Strings/finite sequences are one way in which elements can be structured or organized. At the end of our last class, I mentioned the idea of “trees,” which is another way in which elements can be structured. We’ll talk about these in detail in later classes. But the intuitive idea is that here are some trees:

The elements that are structured by, or occupy/annotate/label positions in these example trees are strings. But as with sequences and other structures, the elements can be other types of things too (numbers, planets). Sometimes the trees have all of positions occupied, as in the leftmost example. Sometimes only their “leaf” positions are occupied, as in the two rightmost examples. (In computer applications, sometimes only the “inner” positions, occupied by the strings "a" and "b" in the leftmost tree, are occupied.)
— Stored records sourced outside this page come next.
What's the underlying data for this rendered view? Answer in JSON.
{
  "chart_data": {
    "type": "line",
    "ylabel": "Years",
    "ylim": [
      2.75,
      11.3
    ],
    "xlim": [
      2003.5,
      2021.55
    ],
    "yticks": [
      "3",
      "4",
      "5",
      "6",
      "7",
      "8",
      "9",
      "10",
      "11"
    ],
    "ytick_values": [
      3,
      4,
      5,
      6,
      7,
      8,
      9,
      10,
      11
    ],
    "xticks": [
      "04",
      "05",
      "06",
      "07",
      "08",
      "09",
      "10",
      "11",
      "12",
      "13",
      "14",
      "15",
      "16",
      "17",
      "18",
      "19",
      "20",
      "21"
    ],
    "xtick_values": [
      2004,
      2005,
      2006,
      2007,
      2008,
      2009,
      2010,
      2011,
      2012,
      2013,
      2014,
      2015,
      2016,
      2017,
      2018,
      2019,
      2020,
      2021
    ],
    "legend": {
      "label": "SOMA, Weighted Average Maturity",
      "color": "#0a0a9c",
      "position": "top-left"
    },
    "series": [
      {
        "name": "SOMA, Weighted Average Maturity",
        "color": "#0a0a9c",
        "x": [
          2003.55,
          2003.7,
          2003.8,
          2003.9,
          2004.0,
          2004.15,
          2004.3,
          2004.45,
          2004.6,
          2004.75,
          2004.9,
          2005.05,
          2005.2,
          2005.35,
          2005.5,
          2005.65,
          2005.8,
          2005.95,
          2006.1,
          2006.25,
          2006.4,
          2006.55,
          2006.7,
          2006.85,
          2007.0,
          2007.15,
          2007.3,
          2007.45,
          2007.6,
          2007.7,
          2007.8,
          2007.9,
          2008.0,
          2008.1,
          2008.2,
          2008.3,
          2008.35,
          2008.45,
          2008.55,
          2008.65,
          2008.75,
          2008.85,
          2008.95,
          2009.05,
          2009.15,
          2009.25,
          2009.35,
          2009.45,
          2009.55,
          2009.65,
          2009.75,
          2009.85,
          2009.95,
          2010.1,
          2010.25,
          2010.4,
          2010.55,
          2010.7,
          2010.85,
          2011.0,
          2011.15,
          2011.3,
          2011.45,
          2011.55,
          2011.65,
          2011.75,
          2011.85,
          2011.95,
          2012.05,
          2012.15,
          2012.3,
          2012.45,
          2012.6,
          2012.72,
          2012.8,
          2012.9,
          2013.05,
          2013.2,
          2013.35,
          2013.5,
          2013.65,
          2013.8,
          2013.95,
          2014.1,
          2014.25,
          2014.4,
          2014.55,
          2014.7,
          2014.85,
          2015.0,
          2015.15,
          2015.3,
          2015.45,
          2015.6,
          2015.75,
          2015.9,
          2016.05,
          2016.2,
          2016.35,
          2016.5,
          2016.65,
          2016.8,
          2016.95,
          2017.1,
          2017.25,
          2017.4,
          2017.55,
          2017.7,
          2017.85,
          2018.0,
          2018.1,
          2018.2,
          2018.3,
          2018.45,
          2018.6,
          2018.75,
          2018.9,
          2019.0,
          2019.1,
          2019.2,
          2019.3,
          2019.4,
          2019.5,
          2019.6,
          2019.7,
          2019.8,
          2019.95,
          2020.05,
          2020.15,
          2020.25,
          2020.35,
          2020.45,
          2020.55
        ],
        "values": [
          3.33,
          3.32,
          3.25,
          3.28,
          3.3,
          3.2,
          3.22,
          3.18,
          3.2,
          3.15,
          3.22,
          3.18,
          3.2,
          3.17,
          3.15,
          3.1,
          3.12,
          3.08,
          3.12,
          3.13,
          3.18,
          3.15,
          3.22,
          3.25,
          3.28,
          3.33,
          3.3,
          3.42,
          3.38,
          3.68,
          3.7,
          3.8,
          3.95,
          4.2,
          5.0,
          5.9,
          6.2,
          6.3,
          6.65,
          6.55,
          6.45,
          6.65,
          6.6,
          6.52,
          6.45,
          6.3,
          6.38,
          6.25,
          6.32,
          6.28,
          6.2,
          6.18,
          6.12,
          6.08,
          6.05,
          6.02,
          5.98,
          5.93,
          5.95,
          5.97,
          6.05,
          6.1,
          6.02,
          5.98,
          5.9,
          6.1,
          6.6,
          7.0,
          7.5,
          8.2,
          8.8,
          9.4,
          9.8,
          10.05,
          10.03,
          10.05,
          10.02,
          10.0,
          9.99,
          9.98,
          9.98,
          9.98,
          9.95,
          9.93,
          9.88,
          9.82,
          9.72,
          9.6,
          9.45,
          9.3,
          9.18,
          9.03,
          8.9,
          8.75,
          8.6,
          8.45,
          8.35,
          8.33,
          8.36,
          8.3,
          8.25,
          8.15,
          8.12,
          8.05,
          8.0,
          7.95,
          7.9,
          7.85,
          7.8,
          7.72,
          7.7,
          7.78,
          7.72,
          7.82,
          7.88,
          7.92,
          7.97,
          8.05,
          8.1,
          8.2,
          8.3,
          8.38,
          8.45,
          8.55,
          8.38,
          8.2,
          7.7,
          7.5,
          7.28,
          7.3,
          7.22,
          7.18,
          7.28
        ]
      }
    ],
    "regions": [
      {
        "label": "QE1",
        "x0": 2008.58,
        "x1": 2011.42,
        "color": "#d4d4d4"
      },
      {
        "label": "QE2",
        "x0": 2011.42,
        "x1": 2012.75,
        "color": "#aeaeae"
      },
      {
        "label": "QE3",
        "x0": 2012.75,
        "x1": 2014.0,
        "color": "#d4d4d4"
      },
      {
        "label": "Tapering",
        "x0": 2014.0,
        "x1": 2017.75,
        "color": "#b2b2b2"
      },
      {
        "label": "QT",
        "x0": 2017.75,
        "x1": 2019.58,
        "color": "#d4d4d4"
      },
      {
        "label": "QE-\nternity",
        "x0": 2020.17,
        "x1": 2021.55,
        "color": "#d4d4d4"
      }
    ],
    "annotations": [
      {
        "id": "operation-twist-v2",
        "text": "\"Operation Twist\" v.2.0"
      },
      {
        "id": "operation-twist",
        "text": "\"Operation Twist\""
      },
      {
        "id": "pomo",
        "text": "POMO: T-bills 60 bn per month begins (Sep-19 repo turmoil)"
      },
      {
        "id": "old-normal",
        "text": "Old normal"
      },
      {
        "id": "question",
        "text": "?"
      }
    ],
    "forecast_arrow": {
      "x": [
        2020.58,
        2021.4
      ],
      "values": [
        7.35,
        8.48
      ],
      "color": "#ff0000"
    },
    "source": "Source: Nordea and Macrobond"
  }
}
Note that the middle example and the rightmost example are distinct trees, because they structure their elements differently.

I suggested at the end of class thinking about what conventions we might use if we wanted to encode these tree structures into a single string, in the way that we were talking about encoding sequences into a single string.

One way to encode the leftmost tree would be like this (with the string displayed on the next line):

((c b d) a e)

(That’s the same as "((c b d) a e)". When I display a literal string, I omit the surrounding quotes.)

We’ll be using an encoding like that later in the course, with "b" and "a" replaced by logical connectives like "∨", "&", or "⊃".

In Linguistics a different convention is used. They’d represent the middle tree like this:

[ [ c d ] e ]

And the rightmost tree like this:

[ c [ d e ] ]

If they’re working with trees like the leftmost one (as they often do), they’d represent it like this (notice the subscripted "a" and "b"):

[_a [_b c d ] e ]

Generally, they have labels for syntactic categories like “DP/NP” or “VP” or “S” in place of "a" and "b", and natural language words or phrases in place of "c", "d", and "e".

The language we’ve introduced for talking about strings doesn’t include formatting choices like subscripting, so we can’t encode trees in exactly that way. But if in some contexts we were always going to be working with trees like the leftmost one, we could just use:

[a [b c d ] e ]

and understand the first word after an opening [ as if it were subscripted in the linguist’s notation. Or if we were sometimes going to be working with trees like the leftmost one, and sometimes like the other two, we might take a special letter "*" which didn’t have any other role, and represent the middle tree like this:

[* [* c d] e ]

That doesn’t represent a tree like the leftmost one but where the "a" and "b" positions are occupied by the "*" letter; rather it represents a tree where those positions are unoccupied.

As I said, we’ll come back to talk about trees in more detail later. This is just to get a feel for how we might have conventions for various ways of using single strings to encode or represent structures of other strings.